Я повернулся к своим соседям. Сердюк и Мария были поглощены бюстом Аристотеля (Мария от напряжения даже высунул изо рта кончик языка), а Володин внимательно смотрел на то, как меняется рисунок на моем картоне. Поймав на себе мой взгляд, он вопросительно улыбнулся.
– Володин, – заговорил я, – позволите задать вам один вопрос?
– Сделайте одолжение.
– Кто вы по профессии?
– Я предприниматель, – сказал Володин. – Как сейчас говорят, новый русский. Во всяком случае, был. А отчего вы спрашиваете?
– Я знаете о чем подумал… Вот говорят – трагедия художника, трагедия художника. А почему именно художника? Как-то нечестно. Понимаете, в чем дело, – художники все-таки заметные фигуры, и поэтому происходящие с ними беды делаются известными и попадают на всеобщее обозрение. А разве вспомнят о каком-нибудь… Нет, о предпринимателе могут… Ну скажем, о машинисте поезда?
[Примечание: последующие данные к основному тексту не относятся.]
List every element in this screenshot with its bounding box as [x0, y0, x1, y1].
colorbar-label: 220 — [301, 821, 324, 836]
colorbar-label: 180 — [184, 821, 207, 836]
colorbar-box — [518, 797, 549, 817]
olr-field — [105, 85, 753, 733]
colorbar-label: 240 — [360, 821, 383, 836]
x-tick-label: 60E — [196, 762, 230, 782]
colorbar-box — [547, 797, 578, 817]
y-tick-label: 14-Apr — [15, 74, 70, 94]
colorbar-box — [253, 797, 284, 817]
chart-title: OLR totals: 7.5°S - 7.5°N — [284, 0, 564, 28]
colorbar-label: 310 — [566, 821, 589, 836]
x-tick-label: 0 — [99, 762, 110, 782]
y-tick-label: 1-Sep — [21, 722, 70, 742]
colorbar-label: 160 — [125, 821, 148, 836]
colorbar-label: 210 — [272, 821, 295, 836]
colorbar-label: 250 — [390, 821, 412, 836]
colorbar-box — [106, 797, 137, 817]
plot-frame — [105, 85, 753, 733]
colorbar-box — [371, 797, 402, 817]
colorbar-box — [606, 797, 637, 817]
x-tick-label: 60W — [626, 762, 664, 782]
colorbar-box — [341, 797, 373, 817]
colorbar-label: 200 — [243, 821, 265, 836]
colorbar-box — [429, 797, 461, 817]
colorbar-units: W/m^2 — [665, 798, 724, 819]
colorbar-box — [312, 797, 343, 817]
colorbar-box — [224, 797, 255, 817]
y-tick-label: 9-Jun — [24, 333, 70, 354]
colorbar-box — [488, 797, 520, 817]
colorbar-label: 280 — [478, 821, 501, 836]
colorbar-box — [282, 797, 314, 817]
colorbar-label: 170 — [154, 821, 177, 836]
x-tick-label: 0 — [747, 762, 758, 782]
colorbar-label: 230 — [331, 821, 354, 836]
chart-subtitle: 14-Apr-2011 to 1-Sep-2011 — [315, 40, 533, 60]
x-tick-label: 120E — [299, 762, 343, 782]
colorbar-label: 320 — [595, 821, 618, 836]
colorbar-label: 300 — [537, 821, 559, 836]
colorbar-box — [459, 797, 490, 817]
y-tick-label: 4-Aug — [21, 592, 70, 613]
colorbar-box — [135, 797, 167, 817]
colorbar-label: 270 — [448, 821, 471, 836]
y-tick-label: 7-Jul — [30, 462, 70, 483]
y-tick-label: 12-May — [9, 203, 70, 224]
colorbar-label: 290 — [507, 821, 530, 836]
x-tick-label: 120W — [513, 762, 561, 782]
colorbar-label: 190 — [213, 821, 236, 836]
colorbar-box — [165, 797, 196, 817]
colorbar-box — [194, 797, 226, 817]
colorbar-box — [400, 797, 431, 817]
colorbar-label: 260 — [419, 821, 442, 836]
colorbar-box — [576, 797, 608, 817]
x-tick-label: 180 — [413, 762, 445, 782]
Как бы трагична ни была его жизнь?
– Вы, Петр, вообще не с того бока заходите, – сказал Володин.
– Как это?
– Вы понятия путаете. Трагедия происходит не с художником и не с машинистом поезда, а в уме художника или машиниста поезда.
– Простите?
– Прощаю, прощаю, – промурлыкал Володин и склонился над своим планшетом.
Несколько секунд слова Володина не доходили до меня, а потом я понял, что он хотел сказать. Но из-за умственной вялости, вызванной уколом, они не вызвали во мне никакого отклика.
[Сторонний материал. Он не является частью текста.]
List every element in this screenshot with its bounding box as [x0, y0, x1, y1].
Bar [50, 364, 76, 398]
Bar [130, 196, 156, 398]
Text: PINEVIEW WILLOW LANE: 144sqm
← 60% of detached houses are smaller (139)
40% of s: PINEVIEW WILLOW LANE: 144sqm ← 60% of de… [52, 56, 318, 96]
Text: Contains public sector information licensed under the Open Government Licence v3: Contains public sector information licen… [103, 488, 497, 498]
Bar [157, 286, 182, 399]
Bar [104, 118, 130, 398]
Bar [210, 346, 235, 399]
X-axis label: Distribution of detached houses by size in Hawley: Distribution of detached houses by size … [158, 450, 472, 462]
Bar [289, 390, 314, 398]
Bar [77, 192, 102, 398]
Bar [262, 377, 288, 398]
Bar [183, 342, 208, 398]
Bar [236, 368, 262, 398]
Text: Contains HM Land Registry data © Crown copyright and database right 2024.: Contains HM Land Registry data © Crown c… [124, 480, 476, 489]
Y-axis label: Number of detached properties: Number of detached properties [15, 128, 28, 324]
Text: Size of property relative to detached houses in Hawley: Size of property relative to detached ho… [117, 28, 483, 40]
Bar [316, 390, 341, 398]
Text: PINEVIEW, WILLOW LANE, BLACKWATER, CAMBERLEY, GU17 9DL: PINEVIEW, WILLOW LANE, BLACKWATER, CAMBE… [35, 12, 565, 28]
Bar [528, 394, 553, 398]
Вернувшись к своему картону, я изобразил над полем несколько столбов густого черного дыма, на которые у меня ушел весь уголь. Вместе с пятнами шрапнельных разрывов в небе они придали картине какую-то грозную безнадежность. Мне стало не по себе, и я принялся старательно покрывать горизонт маленькими фигурками всадников, несущихся сквозь пшеницу наперерез атакующим.
– В вас пропадает баталист, – заметил Володин, который время от времени отрывался от своего планшета, чтобы бросить взгляд на мой картон.
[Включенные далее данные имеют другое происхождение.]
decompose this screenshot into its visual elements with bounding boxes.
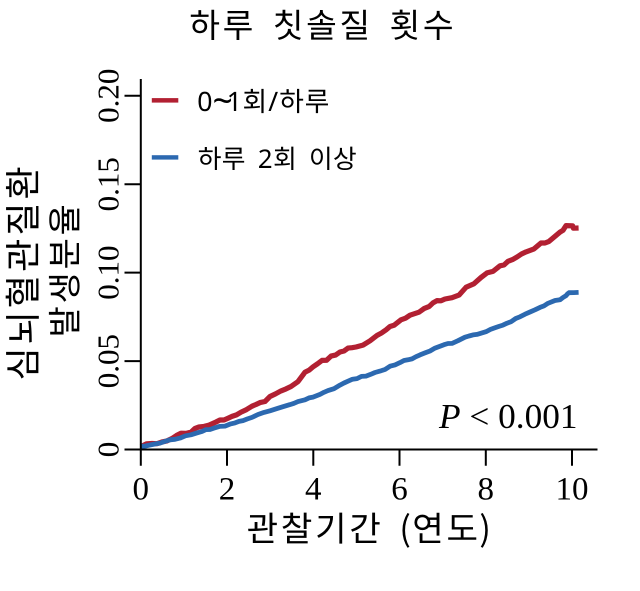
svg-text:2: 2 bbox=[219, 472, 236, 508]
svg-text:4: 4 bbox=[305, 472, 322, 508]
svg-text:6: 6 bbox=[391, 472, 408, 508]
svg-text:0: 0 bbox=[133, 472, 150, 508]
svg-text:0: 0 bbox=[90, 442, 125, 458]
svg-text:0.20: 0.20 bbox=[90, 69, 125, 123]
svg-text:8: 8 bbox=[478, 472, 495, 508]
svg-text:0.05: 0.05 bbox=[90, 334, 125, 388]
svg-text:10: 10 bbox=[556, 472, 589, 508]
svg-text:P < 0.001: P < 0.001 bbox=[438, 397, 578, 436]
svg-text:0.15: 0.15 bbox=[90, 157, 125, 211]
svg-text:0.10: 0.10 bbox=[90, 245, 125, 299]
– Кто бы говорил, – ответил я. – Это ведь вы постоянно рисуете взрыв в костре?
– Взрыв в костре?
Я показал на стену, где висели рисунки.
– Если вы находите, что это похоже на взрыв в костре, то сказать мне нечего, – ответил Володин. – Просто нечего.
Мне показалось, что он обиделся.
– А что же это?
– Это нисхождение небесного света, – ответил он. – Разве не видно, что он приходит именно сверху? Там же специально подрисовано.
В моей голове пронеслось несколько последовательных умозаключений.
– Как я понимаю, с этим небесным светом вы тут и лежите?
– Правильно понимаете, – сказал Володин.
– Неудивительно, – вежливо сказал я. – Я сразу почувствовал, что вы человек необычный. А что именно вам инкриминируют? То, что вы этот свет видели? Или то, что пытались рассказать о нем другим?
– То, что я им являюсь, – сказал Володин. – Как обычно в таких случаях.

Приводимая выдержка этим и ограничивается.